I used to have a robo in a mini duna and personally I think they are too small (my mini duna is now stored in the shed lol), both my robo's are in a ZZ1 now and I think they are great, it gives them a lot more space to run around and I found that when they were in the mini they started to exhibit behaviours like pacing around the cage in circles, now they are in a bigger cage that behaviour has stopped.

So IMO I think you should go for a ZZ1, the only thing you need to do to them is mesh the lids because the gaps are too wide


----------



## kyrilliondaemon (Mar 9, 2012)

Hazelwykes1952 said:


> The Zoozone 2 is too big for just a single dwarf hamster dont you think-but maybe the Zoozone 1 would be as well at around 70cm long.
> Also don't the zoozones come with a row of slots at bottom of cage that cant be removed- i think they're something to do with slotting in the hayrack which you wouldnt need.


Er... I got linked to this by a friend on another forum and thought I'd tell you a bit about our hamsters and our experience of keeping them in zoozone 2 rabbit cages.

I keep eight hamsters at the moment, three roborovskis, four campbells/winter-white russian hybrids and a syrian.

We used to keep our lone robos in mini duna cages, but then we decided they deserved the space our others get.
Our male robo is a rescue, over 2 years old, slowing down a little, and in an Alexander from zooplus.
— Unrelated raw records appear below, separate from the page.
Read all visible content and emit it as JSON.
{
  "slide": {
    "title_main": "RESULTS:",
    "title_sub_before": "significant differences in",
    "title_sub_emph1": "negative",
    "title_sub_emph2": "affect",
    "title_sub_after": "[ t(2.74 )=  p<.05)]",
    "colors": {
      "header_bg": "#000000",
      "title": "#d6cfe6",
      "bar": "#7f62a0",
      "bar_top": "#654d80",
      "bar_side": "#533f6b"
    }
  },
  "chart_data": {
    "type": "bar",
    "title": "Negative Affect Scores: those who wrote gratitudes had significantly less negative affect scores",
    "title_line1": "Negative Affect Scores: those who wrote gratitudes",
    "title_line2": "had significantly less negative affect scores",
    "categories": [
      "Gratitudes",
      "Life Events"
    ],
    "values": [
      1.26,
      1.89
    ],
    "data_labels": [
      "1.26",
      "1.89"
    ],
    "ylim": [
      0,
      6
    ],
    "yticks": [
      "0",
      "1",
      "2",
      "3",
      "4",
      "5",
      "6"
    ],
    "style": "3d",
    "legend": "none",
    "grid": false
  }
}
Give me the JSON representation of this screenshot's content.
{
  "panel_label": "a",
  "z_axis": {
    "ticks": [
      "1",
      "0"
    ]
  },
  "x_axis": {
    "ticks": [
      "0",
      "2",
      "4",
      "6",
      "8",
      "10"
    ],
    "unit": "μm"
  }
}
That has the same dimensions as the zoozone 2, and is actually an upgrade from his zoozone 2 because the shelves give him even more space and he really appreciates it.
He used to have a zoozone 2 to himself, then we realised he could still use more space and repurposed the zoozone 2 as a russian hybrid cage.

The zoozones are also just plastic. No slots or anything. There're two tiny lines sticking out at one end to hold the food dish but you can either use the food dish as a sand bath or just give the hamster loads of substrate (they like to burrow anyway) and you won't even be able to see where the food dish would have gone. Easy.

Keep your dwarves in mini duna cages by all means, they will be fine, but never think you can't go too big. Some hamsters need to stay small but the vast majority will thank you for the extra space.

Sorry to join a forum just to say this, but I kinda think its important that people realise that you sometimes can't go too big for caging. The zoozone 1 is actually the bare minimum reccomended for pairs of hamsters and I know lots of lone dwarves who live in them quite happily too. (Plus ours who we tend to keep in 100cm by 50cm cages as a minimum if we can and those are bigger than the zoozone 1.)


----------